DIY Soda Bottle Seed Container
Clean, empty soda bottle
A sunny area inside your house
Will chemicals leach into my seeds if I plant them in plastic?
You're right to be concerned about chemicals leaching into your seeds. BPA, for example, is a chemical used in many plastic bottles and although the EPA and FDA say that it is safe for use in food products, I still steer clear of it.
Generally speaking, I only use plastic containers that are relatively new and that originally held food in them. Using plastic containers that were originally designed for non-food items runs the risk that there were different chemicals allowed in the package that wouldn't be safe for consumption.

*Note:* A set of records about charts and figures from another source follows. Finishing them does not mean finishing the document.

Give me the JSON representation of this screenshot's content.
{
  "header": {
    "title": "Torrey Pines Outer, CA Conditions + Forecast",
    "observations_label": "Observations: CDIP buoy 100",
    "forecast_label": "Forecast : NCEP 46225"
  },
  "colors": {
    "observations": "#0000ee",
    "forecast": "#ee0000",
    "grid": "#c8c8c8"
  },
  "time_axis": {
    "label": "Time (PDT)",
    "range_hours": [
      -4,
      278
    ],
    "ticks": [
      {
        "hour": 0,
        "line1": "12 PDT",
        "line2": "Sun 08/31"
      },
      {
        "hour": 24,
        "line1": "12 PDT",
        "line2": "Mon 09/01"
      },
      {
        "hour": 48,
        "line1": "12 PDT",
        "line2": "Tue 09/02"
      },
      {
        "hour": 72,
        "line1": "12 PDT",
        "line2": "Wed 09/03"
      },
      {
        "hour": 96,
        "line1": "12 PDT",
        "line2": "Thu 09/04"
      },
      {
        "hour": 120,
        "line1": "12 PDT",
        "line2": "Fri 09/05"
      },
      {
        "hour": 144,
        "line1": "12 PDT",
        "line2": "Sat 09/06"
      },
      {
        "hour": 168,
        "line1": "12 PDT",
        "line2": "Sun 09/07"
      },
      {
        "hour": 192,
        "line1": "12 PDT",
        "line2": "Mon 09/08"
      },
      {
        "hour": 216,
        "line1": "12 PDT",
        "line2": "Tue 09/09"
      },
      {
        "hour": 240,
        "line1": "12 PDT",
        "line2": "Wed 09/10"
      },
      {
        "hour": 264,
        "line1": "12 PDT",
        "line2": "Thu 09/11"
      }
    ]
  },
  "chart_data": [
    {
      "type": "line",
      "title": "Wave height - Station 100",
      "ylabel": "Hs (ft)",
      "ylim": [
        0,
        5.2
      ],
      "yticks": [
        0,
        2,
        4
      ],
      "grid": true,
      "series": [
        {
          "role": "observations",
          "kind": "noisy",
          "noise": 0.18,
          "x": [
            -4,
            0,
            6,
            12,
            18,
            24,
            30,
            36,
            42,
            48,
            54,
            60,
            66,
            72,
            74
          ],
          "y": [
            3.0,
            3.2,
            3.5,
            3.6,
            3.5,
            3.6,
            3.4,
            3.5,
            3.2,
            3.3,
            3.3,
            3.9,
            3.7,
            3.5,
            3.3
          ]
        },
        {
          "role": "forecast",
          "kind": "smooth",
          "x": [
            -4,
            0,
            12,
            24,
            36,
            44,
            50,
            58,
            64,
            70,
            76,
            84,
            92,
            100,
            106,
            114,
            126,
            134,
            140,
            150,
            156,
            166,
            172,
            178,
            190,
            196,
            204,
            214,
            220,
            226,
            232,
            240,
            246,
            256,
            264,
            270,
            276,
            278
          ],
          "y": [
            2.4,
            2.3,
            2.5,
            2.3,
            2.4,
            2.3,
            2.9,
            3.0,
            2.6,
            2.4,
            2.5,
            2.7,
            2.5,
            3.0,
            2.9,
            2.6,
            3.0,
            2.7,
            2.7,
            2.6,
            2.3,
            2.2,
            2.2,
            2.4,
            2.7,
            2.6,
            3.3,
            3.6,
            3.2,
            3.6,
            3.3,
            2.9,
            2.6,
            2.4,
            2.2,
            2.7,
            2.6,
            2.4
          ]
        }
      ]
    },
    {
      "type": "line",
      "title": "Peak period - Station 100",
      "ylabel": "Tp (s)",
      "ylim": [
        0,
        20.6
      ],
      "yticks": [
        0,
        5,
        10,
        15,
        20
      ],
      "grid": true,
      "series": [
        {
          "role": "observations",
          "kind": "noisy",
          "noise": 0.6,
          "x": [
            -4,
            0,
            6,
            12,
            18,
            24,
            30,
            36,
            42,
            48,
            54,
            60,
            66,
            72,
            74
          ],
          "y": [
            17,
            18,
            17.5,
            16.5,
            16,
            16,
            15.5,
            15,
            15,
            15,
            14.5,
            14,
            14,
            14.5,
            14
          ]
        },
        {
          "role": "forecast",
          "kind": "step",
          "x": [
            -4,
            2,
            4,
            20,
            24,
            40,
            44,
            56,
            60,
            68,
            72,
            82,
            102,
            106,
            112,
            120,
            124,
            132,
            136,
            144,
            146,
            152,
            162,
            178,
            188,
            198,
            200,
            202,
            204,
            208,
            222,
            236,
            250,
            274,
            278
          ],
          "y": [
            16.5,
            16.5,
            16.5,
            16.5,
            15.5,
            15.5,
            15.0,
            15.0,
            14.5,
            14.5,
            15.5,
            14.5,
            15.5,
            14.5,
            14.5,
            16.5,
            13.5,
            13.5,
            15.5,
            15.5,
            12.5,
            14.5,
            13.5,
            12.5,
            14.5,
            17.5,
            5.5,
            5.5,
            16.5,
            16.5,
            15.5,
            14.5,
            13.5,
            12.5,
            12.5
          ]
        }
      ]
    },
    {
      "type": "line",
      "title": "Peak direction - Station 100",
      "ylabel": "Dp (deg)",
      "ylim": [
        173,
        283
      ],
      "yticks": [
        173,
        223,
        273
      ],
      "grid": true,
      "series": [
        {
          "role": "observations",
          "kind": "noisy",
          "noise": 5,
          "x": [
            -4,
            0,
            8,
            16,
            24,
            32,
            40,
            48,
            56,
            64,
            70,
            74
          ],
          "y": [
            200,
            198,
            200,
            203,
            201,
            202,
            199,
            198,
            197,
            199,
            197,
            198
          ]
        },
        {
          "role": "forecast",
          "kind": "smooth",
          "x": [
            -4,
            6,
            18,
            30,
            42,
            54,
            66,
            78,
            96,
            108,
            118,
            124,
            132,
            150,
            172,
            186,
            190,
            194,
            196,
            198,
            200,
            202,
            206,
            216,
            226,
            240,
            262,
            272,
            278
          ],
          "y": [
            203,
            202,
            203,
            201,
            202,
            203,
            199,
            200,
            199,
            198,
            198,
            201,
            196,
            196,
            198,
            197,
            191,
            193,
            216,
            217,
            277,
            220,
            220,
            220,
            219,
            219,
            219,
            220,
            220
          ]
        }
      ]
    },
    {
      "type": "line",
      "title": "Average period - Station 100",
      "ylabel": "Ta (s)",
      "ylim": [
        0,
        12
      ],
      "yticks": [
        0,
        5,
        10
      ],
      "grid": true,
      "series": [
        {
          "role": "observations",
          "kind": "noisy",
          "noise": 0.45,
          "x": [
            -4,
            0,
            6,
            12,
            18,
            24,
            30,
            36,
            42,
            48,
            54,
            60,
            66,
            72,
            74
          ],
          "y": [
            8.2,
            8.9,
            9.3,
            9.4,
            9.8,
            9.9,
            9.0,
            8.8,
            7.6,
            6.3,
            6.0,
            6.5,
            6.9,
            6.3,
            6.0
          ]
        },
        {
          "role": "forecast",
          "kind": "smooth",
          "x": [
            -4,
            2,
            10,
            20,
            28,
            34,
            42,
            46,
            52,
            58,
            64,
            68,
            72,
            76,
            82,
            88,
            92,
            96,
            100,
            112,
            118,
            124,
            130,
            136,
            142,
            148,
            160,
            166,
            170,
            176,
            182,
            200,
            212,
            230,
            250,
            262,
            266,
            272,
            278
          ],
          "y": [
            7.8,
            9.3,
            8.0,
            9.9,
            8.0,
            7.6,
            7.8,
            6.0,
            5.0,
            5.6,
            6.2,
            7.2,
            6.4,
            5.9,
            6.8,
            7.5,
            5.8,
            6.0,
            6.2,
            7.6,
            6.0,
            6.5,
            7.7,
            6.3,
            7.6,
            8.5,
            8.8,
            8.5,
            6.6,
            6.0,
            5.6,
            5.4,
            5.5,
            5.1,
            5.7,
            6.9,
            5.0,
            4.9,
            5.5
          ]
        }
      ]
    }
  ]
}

Some plastic also leaks more chemicals as it gets older. That's why you hear about people avoiding using single-use plastic bottles over and over again as refillable ones. Clear plastic will begin to break down (a little!) in the sun as well so it's best to use them for just a single summer and then dispose of them. Plastic nursery pots are made of a much sturdier plastic that holds up longer.
DIY Oatmeal Tube Seed Container
Seed containers can also be made out of cardboard packaging, too! Oatmeal tubes make great seed containers as they can be cut to have much more depth than a soda bottle or even a milk jug. The cardboard also tends to break down and can be simply placed in the garden along with the seedlings when time (although make sure to break up the bottom of the container so the seedling has room to grow out its roots!
Clean, empty oatmeal container
A sunny shelf
Remember that the oatmeal container is made out of cardboard so it is more likely to become water logged and break. To be safe, place your container on top of a small plate or cookie sheet in case the water starts to leak out.
Check out my step-by-step guide on Pinterest to see exactly how to make a seed container from an oatmeal package!
Do the containers need drainage holes poked in the bottom?
Ideally all of your seed starting containers would have drainage holes to keep you from flooding your baby seedlings. If you have a place to store them (like on top of a cookie sheet), poke holes in the bottom of each container before placing dirt in them.
You can get away with not adding drainage holes though as long as you are careful not to overwater. Monitor the moisture of your soil and if you see any pooling of water, stop. Depending on the type of container, you may also be able to gently tip it and let any extra water run out the sides.
Your seeds will now happily begin to sprout in their DIY containers! Remember to check them regularly to see if they need more water. It's also a good idea to rotate them as the seedlings may start leaning towards the sun and we want even growth throughout.
Once the seedlings are big enough, move them out into your garden area!